Unity Backlight Color Algorithm

With the release of Ubuntu 11.04, the new Unity interface was introduced to users. While it has its issues, I have been satisfied with it overall. I find it cleaner than the Gnome 2 default bottom panel, and I can quickly launch any application or find recent files without leaving the keyboard.

Ever since I began using it however, one detail caught my attention: the colored backlight behind applications icons.

Unity backlight zoom

Backlight color

Notice how every icon has a square with rounded corners behind it? This square is colored for currently open applications. This is the backlight.

First, notice the backlight color is not constant: Emacs has a rich purple matching its icon, while the Firefox icon has an orange backlight, but a deeper orange than Update Manager (the box with the orange arrow). Thus, the backlight color seems to match the icon contents. But how exactly is the color determined?

Algorithm hypothesis

Initially, we might guess that the backlight algorithm picks the icon’s most abundant color. It is a good fit for the icons of Emacs, Firefox and Empathy (the two blue heads). However, it falls flat when considering the Update Manager icon, as the orange arrow is smaller than the beige box, but the backlight color is orange and not beige. This is also demonstrated by GIMP’s icon. Our hypothesis is not far from the truth however.

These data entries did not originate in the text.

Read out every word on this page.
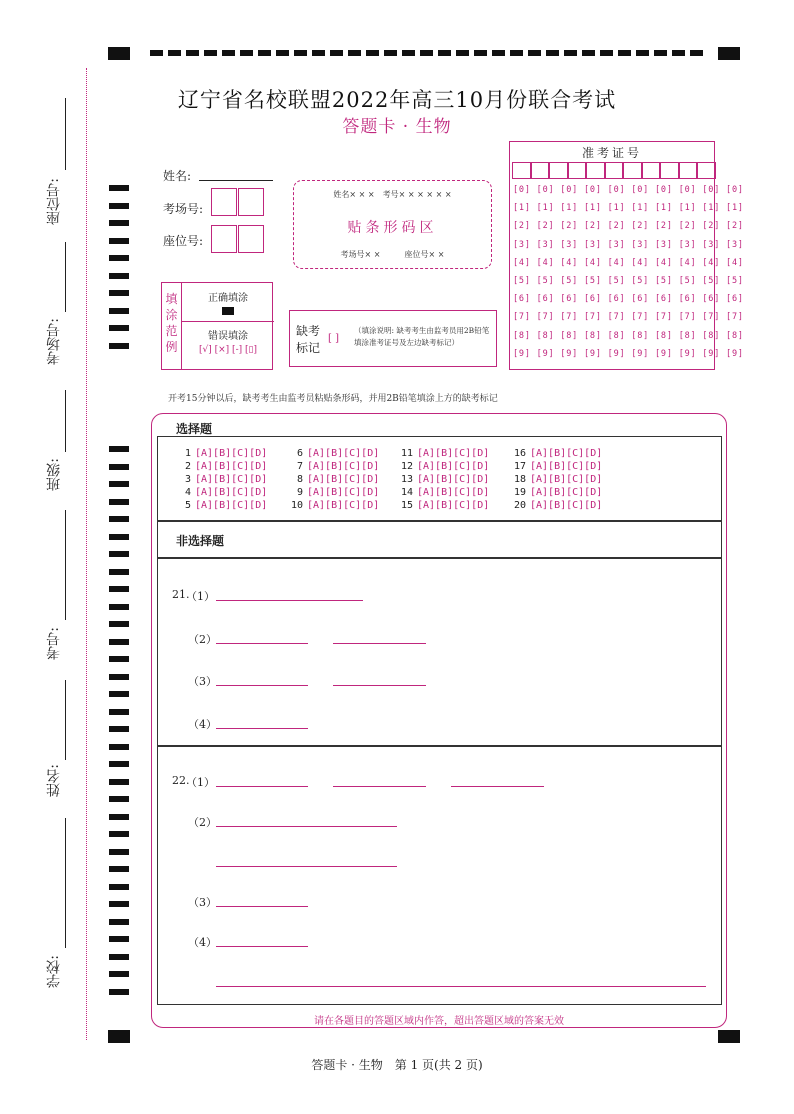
座位号:
考场号:
班级:
考号:
姓名:
学校:
辽宁省名校联盟2022年高三10月份联合考试
答题卡 · 生物
姓名:
考场号:
座位号:
姓名× × ×　考号× × × × × ×
贴条形码区
考场号× ×　　　座位号× ×
准考证号
[0] [0] [0] [0] [0] [0] [0] [0] [0] [0]
[1] [1] [1] [1] [1] [1] [1] [1] [1] [1]
[2] [2] [2] [2] [2] [2] [2] [2] [2] [2]
[3] [3] [3] [3] [3] [3] [3] [3] [3] [3]
[4] [4] [4] [4] [4] [4] [4] [4] [4] [4]
[5] [5] [5] [5] [5] [5] [5] [5] [5] [5]
[6] [6] [6] [6] [6] [6] [6] [6] [6] [6]
[7] [7] [7] [7] [7] [7] [7] [7] [7] [7]
[8] [8] [8] [8] [8] [8] [8] [8] [8] [8]
[9] [9] [9] [9] [9] [9] [9] [9] [9] [9]
填涂范例
正确填涂
错误填涂
[√] [×] [-] [▯]
缺考标记
[ ]
（填涂说明: 缺考考生由监考员用2B铅笔填涂准考证号及左边缺考标记）
开考15分钟以后，缺考考生由监考员粘贴条形码，并用2B铅笔填涂上方的缺考标记
选择题
1 [A][B][C][D]
2 [A][B][C][D]
3 [A][B][C][D]
4 [A][B][C][D]
5 [A][B][C][D]
6 [A][B][C][D]
7 [A][B][C][D]
8 [A][B][C][D]
9 [A][B][C][D]
10 [A][B][C][D]
11 [A][B][C][D]
12 [A][B][C][D]
13 [A][B][C][D]
14 [A][B][C][D]
15 [A][B][C][D]
16 [A][B][C][D]
17 [A][B][C][D]
18 [A][B][C][D]
19 [A][B][C][D]
20 [A][B][C][D]
非选择题
21.
（1）
（2）
（3）
（4）
22.
（1）
（2）
（3）
（4）
请在各题目的答题区域内作答，超出答题区域的答案无效
答题卡 · 生物　第 1 页(共 2 页)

The catch is, we did not define what “most abundant color” meant. Should we scan the icon and keep a count of each pixel color, returning the most frequent color? That could lead to surprising results when considering high resolution icons with gradients. Our eyes might easily differentiate between the blue globe and the humping fire fox around it, but such an algorithm would not. Individual RGBA values are all the algorithm considers, but humans look at the whole picture at once and see continents, a tail, a paw, ears and a muzzle. There are algorithms for detecting image features, but they are far too complex for the task at hand. In fact, the actual algorithm is quite simple.

The code

Diving into the source code for Unity, we find the relevant function in the LauncherIcon class, named ColorForIcon. Here is the entire function:

void LauncherIcon::ColorForIcon (GdkPixbuf *pixbuf,
                                 nux::Color &background,
                                 nux::Color &glow)
{
  unsigned int width = gdk_pixbuf_get_width (pixbuf);
  unsigned int height = gdk_pixbuf_get_height (pixbuf);
  unsigned int row_bytes = gdk_pixbuf_get_rowstride (pixbuf);

  long int rtotal = 0, gtotal = 0, btotal = 0;
  float total = 0.0f;


  guchar *img = gdk_pixbuf_get_pixels (pixbuf);

  for (unsigned int i = 0; i < width; i++)
  {
    for (unsigned int j = 0; j < height; j++)
    {
      guchar *pixels = img + ( j * row_bytes + i * 4);
      guchar r = *(pixels + 0);
      guchar g = *(pixels + 1);
      guchar b = *(pixels + 2);
      guchar a = *(pixels + 3);

      float saturation = (MAX (r, MAX (g, b)) - MIN (r, MIN (g, b))) / 255.0f;
      float relevance = .1 + .9 * (a / 255.0f) * saturation;

      rtotal += (guchar) (r * relevance);
      gtotal += (guchar) (g * relevance);
      btotal += (guchar) (b * relevance);

      total += relevance * 255;
    }
  }

  float r, g, b, h, s, v;
  r = rtotal / total;
  g = gtotal / total;
  b = btotal / total;

  nux::RGBtoHSV (r, g, b, h, s, v);

  if (s > .15f)
    s = 0.65f;
  v = 0.90f;

  nux::HSVtoRGB (r, g, b, h, s, v);
  background = nux::Color (r, g, b);

  v = 1.0f;
  nux::HSVtoRGB (r, g, b, h, s, v);
  glow = nux::Color (r, g, b);
}

The code is rather straightforward. Even without GDK experience, the calls are self-explanatory. The backlight color is close to a mean of each pixel’s color, except each color channel is weighted by a relevance factor before contributing to the icon total. The relevance of each pixel is proportional to its saturation and alpha value. This explains the orange backlight for Update Manager: even though the beige box is larger, the orange arrow is more saturated, weighting more than beige in the backlight total. Thus the result is more orange than beige, but not quite the same backlight color as for the Firefox icon, which has more saturated orange pixels.

Finally, there is also some saturation normalization:

if (s > .15f)
    s = 0.65f;
  v = 0.90f;

Every backlight color that is saturated enough will be normalized to 65%. I guess this is done in order to achieve a more unified feel, and to avoid highly-saturated backlight colors.